Embodying both the devilish and divine, Brooklyn based goth-folk duo, Charming Disaster, is set to perform at the Wigle Whiskey Barrel House and Beer Garden on 1055 Spring Garden Avenue from 7-9pm on July 27th. This is not Charming Disaster’s first time playing in Pittsburgh, but their return is greatly anticipated from fans and local music lovers alike as they will perform songs from their newest album, Spells and Rituals. In anticipation for their performance, Popular Pittsburgh was able to interview the group to learn more about their musical journey.
Q: How did you first find your way to music?
A: We met at a bar in Brooklyn where Jeff’s other band was playing one night. Ellia struck up a conversation and at some point we decided it would be a good idea to try writing songs together. We were both songwriters and bandleaders of our own large ensembles, but collaborating in this way as songwriters was not a thing either of us had ever done before (or even considered). We’re still not sure where this idea came from.
Q: How has your music evolved since you first began playing?
A: In our live shows we’ve been interested in exploring how much we can do within the limitations of performing as a duo – from singing harmonies, to singing different parts at the same time, to adding foot percussion to our ukulele and guitar playing so we can create a full band musical experience with just two people. In the recording studio we’ve been able to expand the instrumentation and allow for more experimentation with sounds and arrangements, and our albums have gotten increasingly ambitious in terms of rhythmic elements and tonal palettes. Basically our songs get harder and harder to play, which makes us step up our game as musicians
Q: What is the story behind your name, Charming Disaster?

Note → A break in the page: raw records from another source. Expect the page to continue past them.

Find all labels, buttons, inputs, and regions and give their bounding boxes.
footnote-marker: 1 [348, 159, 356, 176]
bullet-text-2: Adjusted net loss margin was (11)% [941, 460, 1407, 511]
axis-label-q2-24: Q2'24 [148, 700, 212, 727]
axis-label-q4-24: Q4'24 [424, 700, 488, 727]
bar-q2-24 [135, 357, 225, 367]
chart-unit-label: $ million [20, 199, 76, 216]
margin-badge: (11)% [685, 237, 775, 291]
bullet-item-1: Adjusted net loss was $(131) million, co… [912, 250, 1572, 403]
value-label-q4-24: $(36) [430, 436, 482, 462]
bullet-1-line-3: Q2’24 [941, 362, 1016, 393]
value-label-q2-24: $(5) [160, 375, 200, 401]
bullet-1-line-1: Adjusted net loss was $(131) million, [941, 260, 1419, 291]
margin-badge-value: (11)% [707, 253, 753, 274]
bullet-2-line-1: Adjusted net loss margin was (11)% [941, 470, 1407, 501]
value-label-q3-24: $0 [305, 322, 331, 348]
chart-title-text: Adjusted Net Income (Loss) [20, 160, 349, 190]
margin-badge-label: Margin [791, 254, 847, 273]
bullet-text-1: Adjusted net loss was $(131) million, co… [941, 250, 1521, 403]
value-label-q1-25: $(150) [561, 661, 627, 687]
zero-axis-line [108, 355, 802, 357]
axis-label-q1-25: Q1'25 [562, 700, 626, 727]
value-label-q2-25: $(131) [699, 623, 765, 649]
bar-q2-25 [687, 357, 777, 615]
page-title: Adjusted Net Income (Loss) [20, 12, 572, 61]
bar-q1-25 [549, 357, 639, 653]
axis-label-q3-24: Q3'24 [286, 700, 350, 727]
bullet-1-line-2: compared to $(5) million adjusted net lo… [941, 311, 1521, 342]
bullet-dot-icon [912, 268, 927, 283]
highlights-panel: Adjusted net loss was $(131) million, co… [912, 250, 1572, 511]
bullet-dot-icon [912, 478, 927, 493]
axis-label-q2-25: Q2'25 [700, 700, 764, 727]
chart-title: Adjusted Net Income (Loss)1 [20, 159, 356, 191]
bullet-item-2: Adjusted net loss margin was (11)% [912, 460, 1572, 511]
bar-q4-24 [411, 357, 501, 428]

A: It’s a description of both what we do (charming disaster like charming a snake) and who we are: light and dark, humorous and macabre, friendly and frightening, blessed and cursed. Are we destined for greatness, or doomed to fulfill a terrible prophecy? Only time will tell.
Q: Your songs are deeply poetic and hauntingly beautiful. On your website, you state that Tim Burton and Edward Gorey serve as your inspiration. How has the artistry of Burton and Gorey influenced your works?
A: We share those artists’ playful approach to dark subject matter, and like them we have a deep appreciation for mordant, macabre humor. We love their visual aesthetics, which are both retro and not specific to any particular time, evoking an imaginary history. We also draw a lot of inspiration from literary sources – everything from comic books to the classics – and other visual artists, from Remedios Varo to Dame Darcy.
Q: This is not your first time performing in Pittsburgh. What is your favorite part of performing in this city? Do you have any favorite spots to visit while you are here?
A: We love going to the Pittsburgh Center for Creative Reuse, where you can find all kinds of treasures and materials to make art out of (we even performed there last time we were in town). The Center for Post-Natural History’s idiosyncratic exhibitions are right up our alley. And we’re hoping to visit either the Bayernhof Museum or Trundle Manor for the first time during this trip.
Q: What is your favorite song to perform?
A: We have a couple of songs where we leave the stage and go out into the audience to interact with people: “Deep in the High” and “Baba Yaga.” Those are the most fun to perform–there’s a real sense of danger that comes with breaking the fourth wall, and the element of chance means nobody knows exactly what will happen next (not even us).
Q: How is your newest album, Spells and Rituals, different from your previous albums?
A: In SPELLS + RITUALS we’re continuing to explore the universe we’ve established in our other albums (Love, Crime & Other Trouble and Cautionary Tales), which is populated by criminals, con artists, circus performers, and mythological beings. Our songwriting has matured, so the new album is more musically sophisticated. It’s a little deeper and darker, like a bar of good chocolate.
Whether you have heard Charming Disaster perform previously or are interested in seeing their perfectly paradoxical music come to life, don’t miss them at Wigle Whisky July 27th. It is also important to mention that they will also appear at the Confluence science fiction / fantasy literary conference on July 26 at 8 pm.